The 802.11n standard's emergence into an interim certified Wi-Fi state was also a significant milestone for faster wireless networking. Shipments of Draft 802.11n products in 2007 increased significantly, while prices dropped so much that it makes perfect sense to purchase a $50 to $80 Draft N router than a comparable G unit. Manufacturers made it clear as the year progressed that hardware sold today should generally be firmware upgradable to whatever the final, not much changed 802.11n standard is when approved in 2008.

Gadget-Fi continued on the rise, as an increasing array of devices included Wi-Fi as a connectivity option. Most notably, T-Mobile launched its HotSpot@Home service, the largest scale offering of converged cell/Wi-Fi calling. By year's end, they had four handsets for sale--two plain, a BlackBerry, and a clamshell--but subscriber numbers are unknown.

What's coming in 2008?

In-flight Internet (over Wi-Fi): 2008 is finally the year. It was supposed to be 2005. Or maybe 2002. But we should see a number of planes, mostly flying over the U.S., equipped with either in-flight Internet access or in-flight text messaging and text email. Connexion by Boeing's failure fortunately didn't discourage a half a dozen competitors who were in the R&D phase when Boeing wrote off its satellite-based Internet access venture.

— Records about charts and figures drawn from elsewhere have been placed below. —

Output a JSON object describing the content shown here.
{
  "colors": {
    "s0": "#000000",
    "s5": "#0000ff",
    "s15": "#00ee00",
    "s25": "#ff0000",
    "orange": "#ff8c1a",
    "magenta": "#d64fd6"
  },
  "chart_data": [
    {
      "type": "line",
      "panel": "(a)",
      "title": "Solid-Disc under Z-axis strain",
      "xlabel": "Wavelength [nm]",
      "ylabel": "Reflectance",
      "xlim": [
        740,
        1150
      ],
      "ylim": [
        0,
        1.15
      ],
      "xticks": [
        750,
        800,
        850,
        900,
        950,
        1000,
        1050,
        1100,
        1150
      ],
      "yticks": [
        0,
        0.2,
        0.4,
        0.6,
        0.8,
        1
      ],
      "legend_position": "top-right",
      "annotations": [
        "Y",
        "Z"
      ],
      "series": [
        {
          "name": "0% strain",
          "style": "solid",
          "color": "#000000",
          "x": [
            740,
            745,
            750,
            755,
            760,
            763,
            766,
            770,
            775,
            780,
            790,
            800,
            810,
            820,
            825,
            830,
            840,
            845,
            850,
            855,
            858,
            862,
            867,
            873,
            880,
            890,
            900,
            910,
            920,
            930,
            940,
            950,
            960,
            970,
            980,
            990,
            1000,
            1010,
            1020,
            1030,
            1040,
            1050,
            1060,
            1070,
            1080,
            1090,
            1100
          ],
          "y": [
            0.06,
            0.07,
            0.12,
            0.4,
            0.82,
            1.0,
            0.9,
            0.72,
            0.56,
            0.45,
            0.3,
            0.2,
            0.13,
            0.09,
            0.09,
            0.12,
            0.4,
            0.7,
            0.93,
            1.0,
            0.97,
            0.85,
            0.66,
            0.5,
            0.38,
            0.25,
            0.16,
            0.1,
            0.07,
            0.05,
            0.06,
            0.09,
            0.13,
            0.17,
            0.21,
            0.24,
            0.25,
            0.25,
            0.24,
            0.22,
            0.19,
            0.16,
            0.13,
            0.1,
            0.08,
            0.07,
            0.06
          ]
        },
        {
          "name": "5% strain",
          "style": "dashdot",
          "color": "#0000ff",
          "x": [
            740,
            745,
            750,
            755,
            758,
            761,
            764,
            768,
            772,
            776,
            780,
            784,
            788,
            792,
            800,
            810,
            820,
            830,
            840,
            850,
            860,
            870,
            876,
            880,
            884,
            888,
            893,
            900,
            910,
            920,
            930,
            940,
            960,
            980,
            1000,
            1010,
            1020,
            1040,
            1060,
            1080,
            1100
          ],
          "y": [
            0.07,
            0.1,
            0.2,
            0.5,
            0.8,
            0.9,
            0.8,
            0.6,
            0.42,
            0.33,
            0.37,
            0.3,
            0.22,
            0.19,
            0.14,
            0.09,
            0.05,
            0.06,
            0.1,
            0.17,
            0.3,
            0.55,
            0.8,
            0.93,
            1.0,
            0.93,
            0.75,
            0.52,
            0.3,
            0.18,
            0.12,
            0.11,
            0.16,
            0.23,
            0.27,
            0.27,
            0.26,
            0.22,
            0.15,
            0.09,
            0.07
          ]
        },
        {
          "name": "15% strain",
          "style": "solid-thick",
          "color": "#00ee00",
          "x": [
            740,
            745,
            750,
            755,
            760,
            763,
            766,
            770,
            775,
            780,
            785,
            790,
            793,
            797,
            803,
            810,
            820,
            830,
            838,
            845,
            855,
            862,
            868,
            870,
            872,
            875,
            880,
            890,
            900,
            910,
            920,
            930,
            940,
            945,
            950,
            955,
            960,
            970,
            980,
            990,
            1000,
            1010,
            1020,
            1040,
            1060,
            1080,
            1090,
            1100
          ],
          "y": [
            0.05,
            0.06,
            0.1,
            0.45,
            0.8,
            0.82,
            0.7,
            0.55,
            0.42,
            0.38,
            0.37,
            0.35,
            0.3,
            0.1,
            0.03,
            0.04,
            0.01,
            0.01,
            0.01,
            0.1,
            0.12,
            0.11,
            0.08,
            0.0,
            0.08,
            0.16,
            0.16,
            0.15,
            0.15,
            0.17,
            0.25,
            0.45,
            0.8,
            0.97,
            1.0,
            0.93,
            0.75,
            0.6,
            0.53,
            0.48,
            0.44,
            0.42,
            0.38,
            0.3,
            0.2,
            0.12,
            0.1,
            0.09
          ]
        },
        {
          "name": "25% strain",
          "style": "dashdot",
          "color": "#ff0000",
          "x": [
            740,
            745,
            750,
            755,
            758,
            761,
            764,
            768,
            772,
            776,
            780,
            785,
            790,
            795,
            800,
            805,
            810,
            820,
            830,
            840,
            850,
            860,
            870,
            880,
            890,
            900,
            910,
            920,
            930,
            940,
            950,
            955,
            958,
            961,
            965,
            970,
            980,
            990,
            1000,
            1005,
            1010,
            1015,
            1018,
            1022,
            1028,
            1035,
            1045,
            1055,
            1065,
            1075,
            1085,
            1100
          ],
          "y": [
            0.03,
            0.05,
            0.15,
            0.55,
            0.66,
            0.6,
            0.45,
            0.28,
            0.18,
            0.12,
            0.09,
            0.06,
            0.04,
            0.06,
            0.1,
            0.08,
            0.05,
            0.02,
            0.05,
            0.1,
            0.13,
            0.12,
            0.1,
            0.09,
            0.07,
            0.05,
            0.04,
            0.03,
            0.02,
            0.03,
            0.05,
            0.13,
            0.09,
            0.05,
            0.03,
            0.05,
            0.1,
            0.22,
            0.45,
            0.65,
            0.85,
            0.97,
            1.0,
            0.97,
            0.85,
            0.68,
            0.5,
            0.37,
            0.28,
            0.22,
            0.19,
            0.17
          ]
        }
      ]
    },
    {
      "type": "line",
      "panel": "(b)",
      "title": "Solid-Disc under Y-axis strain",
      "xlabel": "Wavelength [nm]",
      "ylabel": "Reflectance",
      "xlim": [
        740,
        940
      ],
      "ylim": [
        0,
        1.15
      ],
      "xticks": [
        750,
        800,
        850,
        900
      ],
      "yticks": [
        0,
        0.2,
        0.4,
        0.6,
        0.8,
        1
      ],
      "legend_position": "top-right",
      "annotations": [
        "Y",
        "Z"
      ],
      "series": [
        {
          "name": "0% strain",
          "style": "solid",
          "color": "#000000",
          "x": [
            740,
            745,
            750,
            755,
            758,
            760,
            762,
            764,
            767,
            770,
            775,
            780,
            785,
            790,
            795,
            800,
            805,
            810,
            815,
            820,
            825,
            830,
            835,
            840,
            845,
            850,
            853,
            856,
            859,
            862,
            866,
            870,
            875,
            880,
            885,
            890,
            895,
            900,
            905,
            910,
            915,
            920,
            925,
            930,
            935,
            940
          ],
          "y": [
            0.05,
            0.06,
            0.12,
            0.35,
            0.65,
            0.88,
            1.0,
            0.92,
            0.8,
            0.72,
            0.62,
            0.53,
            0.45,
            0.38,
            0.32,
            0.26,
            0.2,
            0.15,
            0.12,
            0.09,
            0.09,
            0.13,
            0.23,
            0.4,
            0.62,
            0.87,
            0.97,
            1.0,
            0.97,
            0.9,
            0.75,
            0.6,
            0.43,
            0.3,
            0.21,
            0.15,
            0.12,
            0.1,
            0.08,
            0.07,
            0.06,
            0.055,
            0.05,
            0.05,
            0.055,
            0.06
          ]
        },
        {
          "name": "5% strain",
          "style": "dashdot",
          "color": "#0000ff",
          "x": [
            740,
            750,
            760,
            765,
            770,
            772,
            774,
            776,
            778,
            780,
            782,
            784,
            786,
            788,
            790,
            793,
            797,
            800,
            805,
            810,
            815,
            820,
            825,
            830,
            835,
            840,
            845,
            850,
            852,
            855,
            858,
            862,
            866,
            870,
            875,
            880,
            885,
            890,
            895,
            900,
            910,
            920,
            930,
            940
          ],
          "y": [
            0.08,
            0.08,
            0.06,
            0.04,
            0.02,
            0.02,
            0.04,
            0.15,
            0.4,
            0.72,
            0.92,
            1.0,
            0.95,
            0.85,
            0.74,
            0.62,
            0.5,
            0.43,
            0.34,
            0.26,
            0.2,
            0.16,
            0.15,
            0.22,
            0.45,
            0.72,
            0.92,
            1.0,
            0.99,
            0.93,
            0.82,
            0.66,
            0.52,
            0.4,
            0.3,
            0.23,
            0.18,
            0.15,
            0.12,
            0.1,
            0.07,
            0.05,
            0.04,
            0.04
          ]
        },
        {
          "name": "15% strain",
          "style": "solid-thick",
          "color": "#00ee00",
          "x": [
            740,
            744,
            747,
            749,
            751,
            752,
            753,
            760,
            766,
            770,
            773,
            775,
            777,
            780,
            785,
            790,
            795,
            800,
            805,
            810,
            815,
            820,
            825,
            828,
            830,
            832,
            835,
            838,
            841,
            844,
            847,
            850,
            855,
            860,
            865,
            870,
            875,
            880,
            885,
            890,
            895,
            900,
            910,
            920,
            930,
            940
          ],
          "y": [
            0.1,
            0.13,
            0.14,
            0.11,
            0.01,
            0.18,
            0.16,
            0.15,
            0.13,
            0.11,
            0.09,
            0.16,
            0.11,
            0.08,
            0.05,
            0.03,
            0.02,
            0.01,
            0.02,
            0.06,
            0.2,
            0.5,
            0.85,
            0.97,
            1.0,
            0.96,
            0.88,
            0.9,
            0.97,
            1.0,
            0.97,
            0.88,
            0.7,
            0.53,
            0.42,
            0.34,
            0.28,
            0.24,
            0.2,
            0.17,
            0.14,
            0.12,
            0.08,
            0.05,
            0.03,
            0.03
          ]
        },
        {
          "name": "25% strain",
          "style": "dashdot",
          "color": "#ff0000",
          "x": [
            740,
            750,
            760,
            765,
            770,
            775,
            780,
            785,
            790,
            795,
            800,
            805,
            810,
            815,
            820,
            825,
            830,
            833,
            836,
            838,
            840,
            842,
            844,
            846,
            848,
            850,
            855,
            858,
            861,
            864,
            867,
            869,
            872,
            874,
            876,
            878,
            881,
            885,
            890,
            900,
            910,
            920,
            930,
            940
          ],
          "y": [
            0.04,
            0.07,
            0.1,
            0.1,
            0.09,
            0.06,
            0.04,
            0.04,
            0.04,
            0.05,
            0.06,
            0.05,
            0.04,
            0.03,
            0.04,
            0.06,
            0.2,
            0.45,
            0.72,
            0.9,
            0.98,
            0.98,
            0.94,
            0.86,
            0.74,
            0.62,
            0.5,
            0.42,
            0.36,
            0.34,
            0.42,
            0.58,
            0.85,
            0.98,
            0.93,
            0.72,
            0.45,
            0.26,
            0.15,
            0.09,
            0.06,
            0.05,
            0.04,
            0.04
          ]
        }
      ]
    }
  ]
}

AirCell, Row 44, OnAir, Aeromobile, Panasonic Avionics, and a T-Mobile consortium are among the announced or nearly announced firms with commitments or trials underway. AirCell and Row 44, focused on the U.S. market, plan to deliver Internet not voice to fuselages; OnAir and Aeromobile are working on mobile-based services, including voice, via existing cell phones and devices.

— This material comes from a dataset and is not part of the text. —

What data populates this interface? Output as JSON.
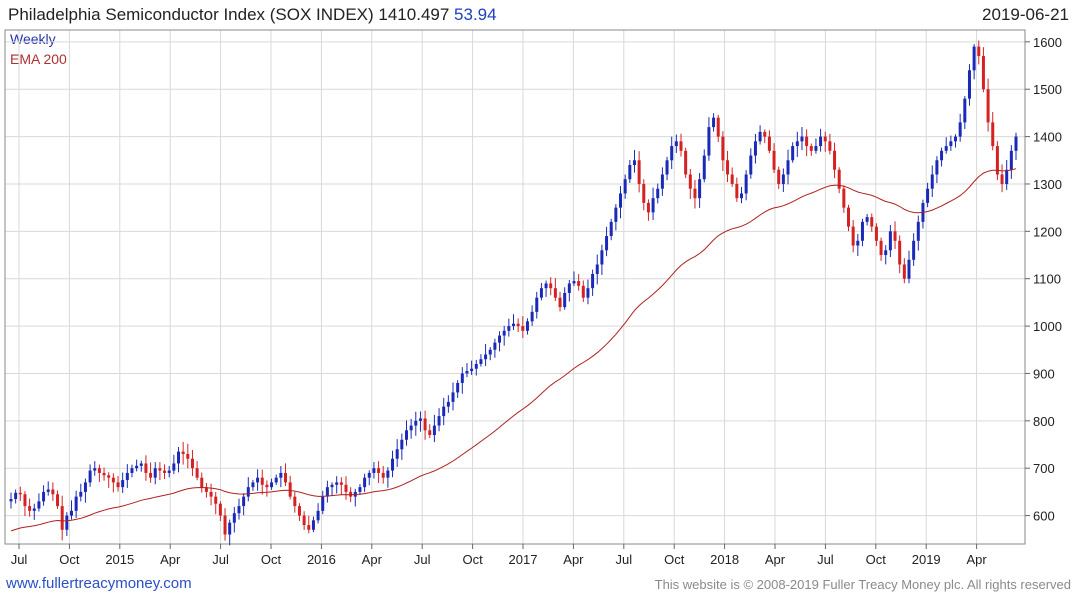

In 2008, American, Alaska, and Virgin America will launch trials over the U.S., and potentially move into production. OnAir should be expanding in Europe beyond the single French aircraft that's equipped in a trial now to RyanAir's fleet. And Aeromobile's Qantas trial could turn into real usage. There's likely action that will happen in Asia and the Middle East, too, that's not yet disclosed.

Other trends to watch

Wi-Fi in every smartphone with better integration. The iPhone was the leading edge, pun intended, offering 2.5G EDGE cell networking as part of the subscription price, along with seamless roaming to Wi-Fi networks. With RIM finally offering BlackBerry models with Wi-Fi, it's unlikely that any future smartphone model intended for serious users would lack the option.

Wi-Fi everywhere. Despite the setbacks in municipal Wi-Fi, wireless networks continue to expand, with better and better coverage found across larger areas and more locations. 2008 might be the year of hotspot saturation.

WiMax arrives. In 2008, we'll finally see production mobile WiMax in action in the U.S., and the questions about whether it works well enough and fast enough at the right price to beat current generation cell data networks, and make money for the disorganized Sprint Nextel will be answered. More certainly, Clearwire, with WiMax as its only option, will push aggressively to steal customers away from fixed, wired broadband, especially in markets with little competition.

Gadget-Fi a go-go. Wi-Fi will become an expected part of gaming consoles (already found in a few), cameras (found in crippled form in just a handful), regular cell phones (in dozens and dozens now), and music players (with more full functionality).